Abstract The observation of transient protein complex structures facilitates a deeper understanding of the underlying biochemical reactions. However, conventional cryo‐electron microscopy (cryo‐EM) methods require tens of seconds for sample preparation, impeding the visualization of intermediate structures in short timescales. To address this limitation, time‐resolved cryo‐EM (TRCEM) is developed as a rapid sample preparation method that can mix and vitrify samples in a sub‐second timescale.
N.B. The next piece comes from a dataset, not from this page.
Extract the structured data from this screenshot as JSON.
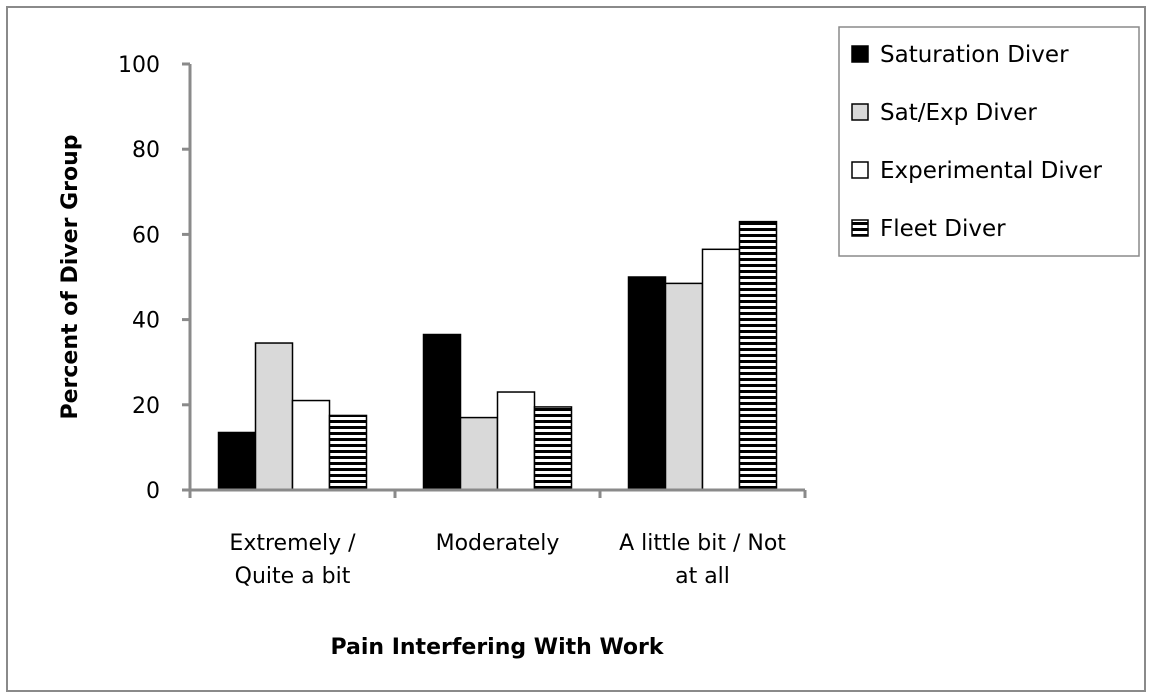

However, polydimethylsiloxane (PDMS)‐based microfluidic devices, commonly employed in TRCEM methods, suffer from large sample consumption and high time heterogeneity, limiting their widespread implementation. Here, a parylene‐based microfluidic mixing‐spraying device is presented, which features a thin‐film structure containing a mixer and a spray nozzle in a single layer. The high bonding strength of the device enables it to withstand high channel pressure, facilitating rapid mixing at a wider range of flow rates. Furthermore, the spray nozzle, comprising an ultra‐thin parylene nozzle tip, generates a stable jet at low flow rates, thereby reducing sample consumption and time heterogeneity. The monolithic mixing‐spraying device design minimizes the internal volume, achieving an in‐chip reaction time of <1 ms. This setup will facilitate structural biology with reduced sample consumption and the capability of resolving faster dynamics of biochemical reactions.